Por Ana Helena Tavares
O médico sanitarista e epidemiologista Eduardo de Azeredo Costa, que trabalhou na Organização Mundial de Saúde (OMS) na erradicação da Varíola e por 30 anos na Fiocruz, onde foi diretor de Farmanguinhos, é enfático ao afirmar que “disciplina social é central para controlar doenças”.
Mas como exigir do povo essa disciplina se o principal mandatário da República debocha da situação e não passa confiança? A irresponsabilidade do presidente chegou ao ponto de ele ir ao encontro de pessoas nas ruas, nas manifestações de 15 de março, num momento em que a OMS já havia decretado pandemia.
“A disciplina social se ocasiona quando uma autoridade que seja institucional e acreditada pela população se posiciona. Quer dizer, a autoridade vem dessas duas coisas. Do papel formal que ele exerce e de que as pessoas reconheçam que ele faz isso seriamente. Quando não tem, cada um faz o que acha melhor. E não pode. Fica um tumulto”, avalia o médico.
Sabe-se que o tumulto está instalado quando, por exemplo, observamos a queda de braço entre o presidente e governadores. Enquanto estes tomam medidas como o fechamento de estradas, Bolsonaro vai lá e os desautoriza.

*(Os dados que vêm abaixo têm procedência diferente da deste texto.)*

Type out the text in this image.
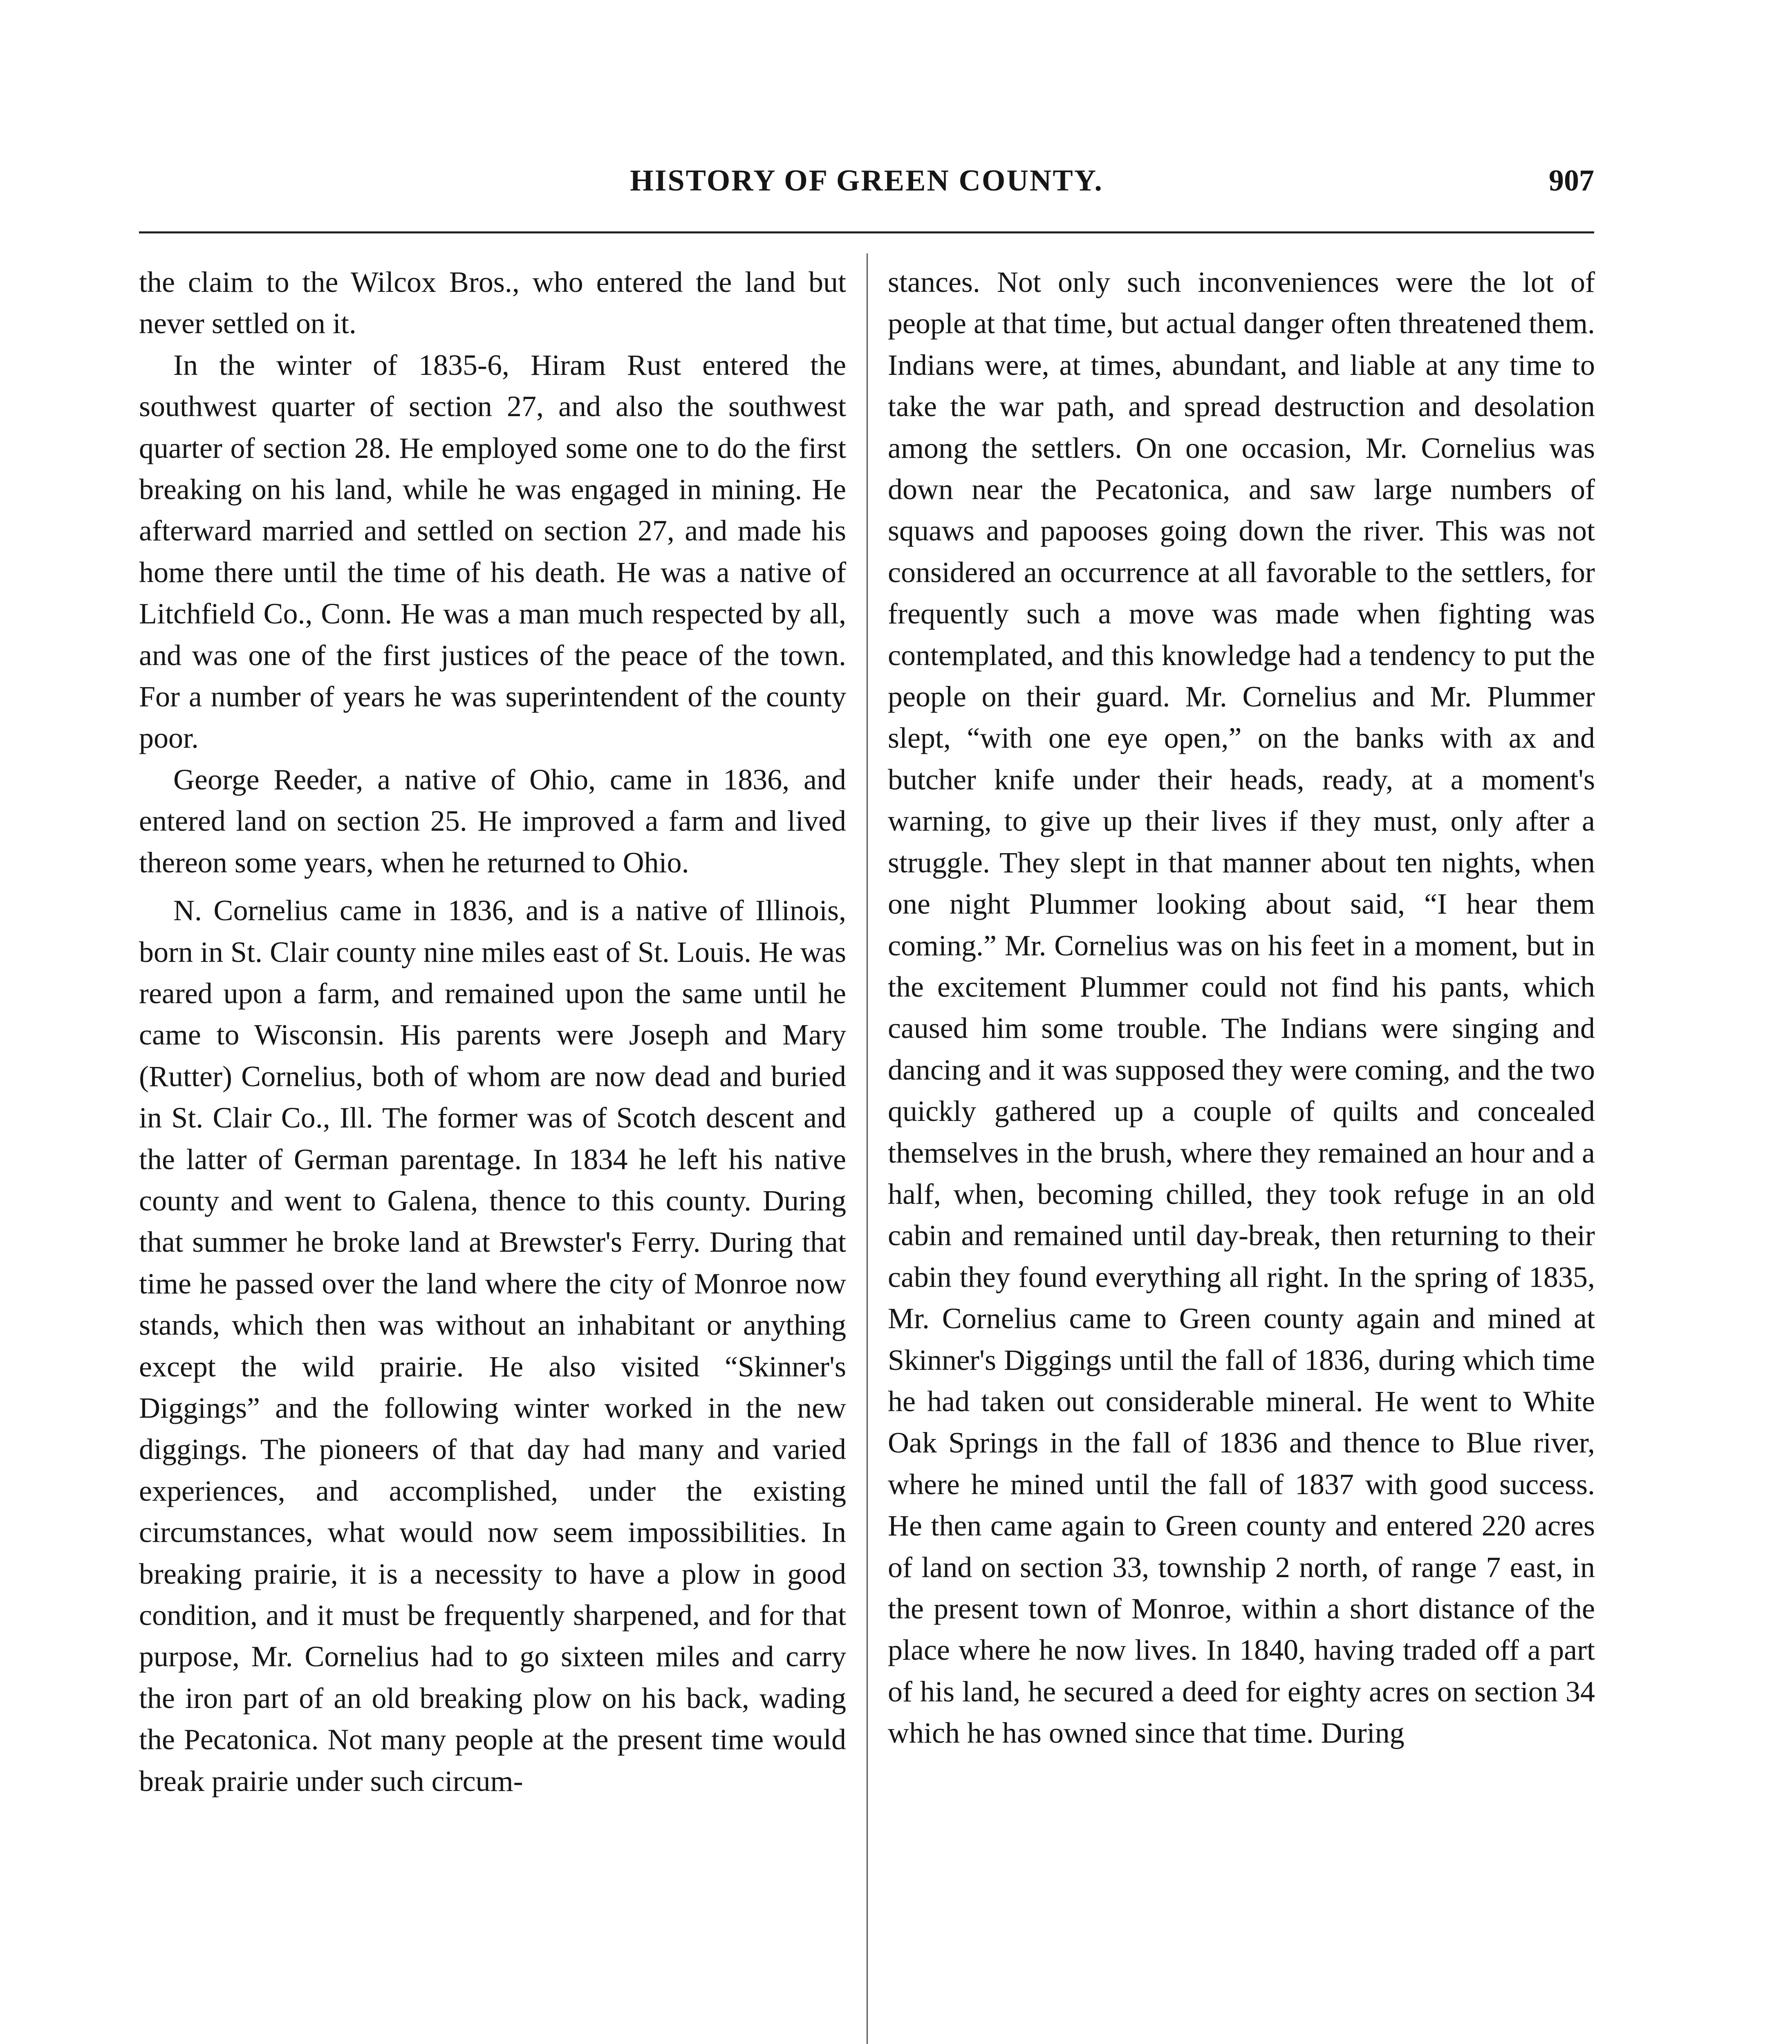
HISTORY OF GREEN COUNTY.	907

the claim to the Wilcox Bros., who entered the land but never settled on it.

In the winter of 1835-6, Hiram Rust entered the southwest quarter of section 27, and also the southwest quarter of section 28. He employed some one to do the first breaking on his land, while he was engaged in mining. He afterward married and settled on section 27, and made his home there until the time of his death. He was a native of Litchfield Co., Conn. He was a man much respected by all, and was one of the first justices of the peace of the town. For a number of years he was superintendent of the county poor.

George Reeder, a native of Ohio, came in 1836, and entered land on section 25. He improved a farm and lived thereon some years, when he returned to Ohio.

N. Cornelius came in 1836, and is a native of Illinois, born in St. Clair county nine miles east of St. Louis. He was reared upon a farm, and remained upon the same until he came to Wisconsin. His parents were Joseph and Mary (Rutter) Cornelius, both of whom are now dead and buried in St. Clair Co., Ill. The former was of Scotch descent and the latter of German parentage. In 1834 he left his native county and went to Galena, thence to this county. During that summer he broke land at Brewster's Ferry. During that time he passed over the land where the city of Monroe now stands, which then was without an inhabitant or anything except the wild prairie. He also visited “Skinner's Diggings” and the following winter worked in the new diggings. The pioneers of that day had many and varied experiences, and accomplished, under the existing circumstances, what would now seem impossibilities. In breaking prairie, it is a necessity to have a plow in good condition, and it must be frequently sharpened, and for that purpose, Mr. Cornelius had to go sixteen miles and carry the iron part of an old breaking plow on his back, wading the Pecatonica. Not many people at the present time would break prairie under such circum-

stances. Not only such inconveniences were the lot of people at that time, but actual danger often threatened them. Indians were, at times, abundant, and liable at any time to take the war path, and spread destruction and desolation among the settlers. On one occasion, Mr. Cornelius was down near the Pecatonica, and saw large numbers of squaws and papooses going down the river. This was not considered an occurrence at all favorable to the settlers, for frequently such a move was made when fighting was contemplated, and this knowledge had a tendency to put the people on their guard. Mr. Cornelius and Mr. Plummer slept, “with one eye open,” on the banks with ax and butcher knife under their heads, ready, at a moment's warning, to give up their lives if they must, only after a struggle. They slept in that manner about ten nights, when one night Plummer looking about said, “I hear them coming.” Mr. Cornelius was on his feet in a moment, but in the excitement Plummer could not find his pants, which caused him some trouble. The Indians were singing and dancing and it was supposed they were coming, and the two quickly gathered up a couple of quilts and concealed themselves in the brush, where they remained an hour and a half, when, becoming chilled, they took refuge in an old cabin and remained until day-break, then returning to their cabin they found everything all right. In the spring of 1835, Mr. Cornelius came to Green county again and mined at Skinner's Diggings until the fall of 1836, during which time he had taken out considerable mineral. He went to White Oak Springs in the fall of 1836 and thence to Blue river, where he mined until the fall of 1837 with good success. He then came again to Green county and entered 220 acres of land on section 33, township 2 north, of range 7 east, in the present town of Monroe, within a short distance of the place where he now lives. In 1840, having traded off a part of his land, he secured a deed for eighty acres on section 34 which he has owned since that time. During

“Acho que falta a ele (Bolsonaro) sentimento de seu dever social. Falta a ele entender que, por mais que seja difícil esse momento, nós temos que tentar convergir para a mesma posição. Porque o país precisa hoje é que todos trabalhemos juntos para o controle do coronavírus.
Eu quero dizer o seguinte: é preciso um mínimo de harmonia (entre poderes e instâncias). Você não consegue convencer as pessoas com argumentos dissonantes.
A verdade é que o Bolsonaro, pelo despreparo dele, pelo grau de incapacidade social ser muito grande, por ele ser um cara que pensa em termos de clã, nos está fazendo perder nesse momento a capacidade de coordenação nacional do combate à pandemia.”
O epidemiologista não hesita ao definir o atual governo federal como “um vírus maior do que o coronavírus”:
“O importante é pensar numa estratégia de mudança de governo – e talvez esse vírus até acelere isso. Porque o mal que estava sendo feito, desde antes dessa pandemia, para a economia, para a vida das pessoas, é terrível. Como a precarização das leis trabalhistas, as pessoas sem seguridade social. Ou seja, o desastre Bolsonaro é muito maior do que o do coronavírus. O desastre Bolsonaro vai durar muito tempo. O coronavírus vai levar de quatro a cinco meses e depois as coisas se acomodam.
O Bolsonaro ainda tem mais 3 anos e, mesmo depois disso (ou mesmo que ele caia antes), vai nos deixar muitas dificuldades para retornarmos a um país fraterno, para retornar a um país conciliado consigo mesmo, com um bom projeto de desenvolvimento, com justiça social. É chato a gente ter certeza de que há um vírus maior do que o coronavírus aqui entre nós.”
Além de médico, Eduardo Azeredo Costa é político. Foi secretário de saúde de um dos governos de Leonel Brizola no Rio de Janeiro. Foi secretário de ciência, tecnologia e insumos estratégicos do Ministério da Saúde, durante o governo de Dilma Rousseff. Ele tem como lema uma frase do patologista alemão Rudolf Karl Virchow: “A medicina é uma ciência social e a política nada mais é do que a medicina escrita por extenso”
“Eu sempre digo que a minha especificidade é a união da saúde e da política. Não é política de saúde. É política e saúde. São coisas que se falam, e são paralelas, uma não larga a mão da outra. Ao mesmo tempo, nenhuma deve ocupar o lugar da outra. Como a dupla hélice do DNA!” comenta.
Com a experiência de quem transitou tanto por laboratórios de pesquisa científica como pelos corredores do poder, Costa lamenta que o governo federal represente um ataque à saúde e não ao vírus, como deveria ser:
“Como eu já trabalhei em controle de doenças, tenho a opinião de um sanitarista. Claro que com seus conflitos, entre a sua profissão e suas crenças. Nesse sentido, eu diria que questões específicas de saúde têm uma predominância tal que não devem entrar em intrigas políticas, na luta política partidária, por exemplo.
No caso da união estratégica de um povo, quando entra numa guerra, não dá para ficar pensando quem era ou não contra a guerra, não adianta ficar querendo mudar uma história que já aconteceu. Se está declarada a guerra, eu vou fazer o quê? É preciso tomar resoluções.
No momento atual, o que vejo é que temos uma política negativa com relação à saúde por parte do governo federal. O ataque desse governo é à saúde e não ao vírus. Este será controlado mais rapidamente.”
Entrevista reproduzida do site Quem tem medo da democracia?